Рембрандт наугад прокладывал себе дорогу через репейник, крапиву, последний осенний чертополох, отважно перезимовавший в гуще камыша. Не все ли равно, где идти? Теперь ему больше не нужно трястись над своей драгоценной правой рукой. Остановившись на полпути среди смешанных зарослей, которые подымались ему по пояс, он расстегнул ворот куртки и отер пот с лица и шеи. Работа — вот доказательство, которое он предъявит: «узнают лозу по плодам ее». Прикрыв глаза рукой, чтобы защитить их от яркого блеска утренних вод, Рембрандт представил себе свои лучшие работы. Вот Иуда, прилаживающий петлю: глаза у него выкачены, волосы вздыбились от страха… Нет, рисунок фальшив. Стоит ему представить себе эту сцену, как к горлу уже подступает тошнота. Может быть, маленькая картинка маслом — кисть винограда на деревянной тарелке? Прозрачные, напитанные хмельной влагой шарики, такие подлинные, что, по словам Фьоретты, их хочется съесть… Но написать виноградную гроздь способен даже Хуфен: изображая виноград, дыни, битую дичь и прочее, славы не достигнешь. Гравюра, изображающая святого Иоанна на Патмосе в тот миг, когда он встает со своей скалы навстречу апокалиптическому ангелу? Нет, слишком кричаще, слишком напыщенно. Неужели ему никогда не удастся что-нибудь по-настоящему искреннее, идущее от смиренного разума и сокрушенного сердца? Святой Варфоломей? Да, в нем есть подлинная боль, и никто, кроме него, Рембрандта, не сумел бы написать капли пота так убедительно, что они взбухают, когда смотришь на них; но и капли, и потертый ворс бархата — все это лишь еще один дешевый трюк. Страдание привнес в картину Геррит, оно принадлежит ему, а Рембрандту — только пот и бархат. Презренное умение обманывать глаз — вот и все, чем он может, гордиться.

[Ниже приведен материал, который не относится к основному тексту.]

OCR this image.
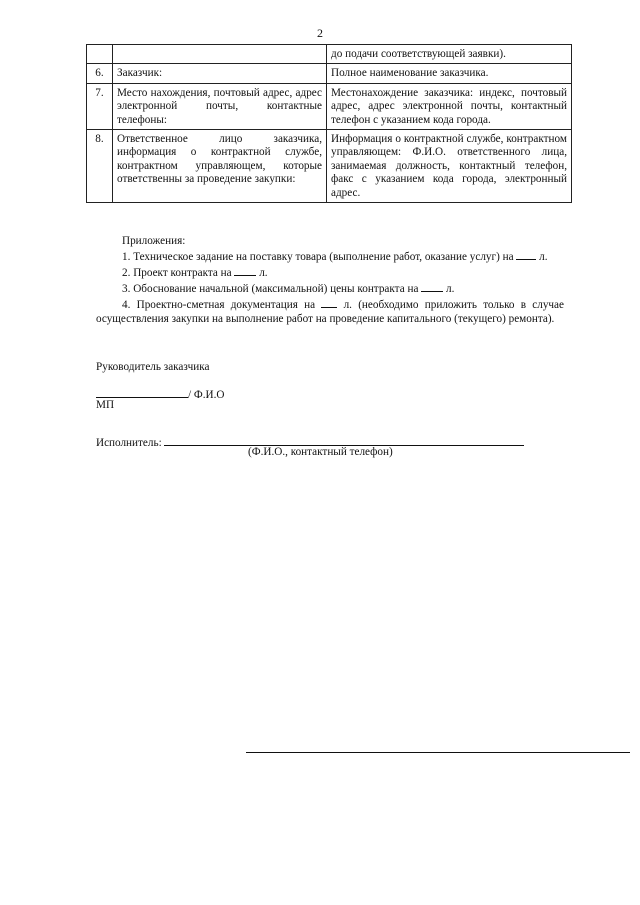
2
		до подачи соответствующей заявки).
6.	Заказчик:	Полное наименование заказчика.
7.	Место нахождения, почтовый адрес, адрес электронной почты, контактные телефоны:	Местонахождение заказчика: индекс, почтовый адрес, адрес электронной почты, контактный телефон с указанием кода города.
8.	Ответственное лицо заказчика, информация о контрактной службе, контрактном управляющем, которые ответственны за проведение закупки:	Информация о контрактной службе, контрактном управляющем: Ф.И.О. ответственного лица, занимаемая должность, контактный телефон, факс с указанием кода города, электронный адрес.

Приложения:

1. Техническое задание на поставку товара (выполнение работ, оказание услуг) на л.

2. Проект контракта на л.

3. Обоснование начальной (максимальной) цены контракта на л.

4. Проектно-сметная документация на	л. (необходимо приложить только в случае осуществления закупки на выполнение работ на проведение капитального (текущего) ремонта).

Руководитель заказчика
/ Ф.И.О
МП
Исполнитель:
(Ф.И.О., контактный телефон)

Юношу переполнило такое отвращение к себе, что он даже ни заметил, как преодолел оставшуюся баррикаду зарослей. По другую сторону камышей, белея в раннем утреннем свете, лежали дюны, и монотонность их бледных пологих изгибов лишь изредка разнообразилась взметнувшимся вверх стеблем какого-нибудь чахлого, никому не нужного растения, гниющей медузой или пустой раковиной. Здесь, где до берега оставалось не больше полмили, уже чувствовался крепкий, раздражающий ноздри запах моря. Чтобы не подходить слишком близко к воде, Рембрандт повернул направо и медленно побрел в поисках бугорка, где можно было бы посидеть, не видя у своих ног маслянистого следа змеи или человеческого скелета. Наконец нашел, опустился на оседающий песок и опять задумался.

Вдали, над ровным горизонтом, редела завеса тумана, сквозь которую там и сям уже виднелась пенистая линия наступавшего на сушу прилива. Юноша видел, как постепенно отплывает флотилия рыбачьих баркасов и паруса их ярко желтеют в лучах встающего солнца. А в каких-нибудь двухстах футах от Рембрандта, между бугорком и водой, брела темная фигура, обрамленная развевающимися лохмотьями, — это нищий подбирал то, что оставляет беднякам прилив: выброшенных на берег угрей и моллюсков.

За последние несколько лет Рембрандт нарисовал добрую дюжину таких нищих. Они стучались в дома, толкались на ярмарках, бродили по взморью, и великий гравер Калло на десятках своих листов запечатлевал их фантастические лохмотья и живописную нищету. Юноша наклонился вперед и взглянул вниз с дюны, чтобы получше рассмотреть нищего и навсегда вобрать в себя некую покорность и напряженную безысходность, угадывавшиеся в линиях его спины и головы. Никогда еще он не чувствовал так остро, что отрешается от самого себя и вживается в самое существо модели. Одиночество, сознание своей отверженности, неотвратимая угроза надвигающейся смерти — он понимал все это, он осязаемо ощущал, что могут эти силы сделать с плотью, мышцами, костями человека. Ему самому хотелось есть, и это желание помогало ему постичь великую муку голода; его собственное сердце, ослабевшее от сознания заброшенности и горьких размышлений, забилось в унисон с истощенным, не знающим радости сердцем нищего.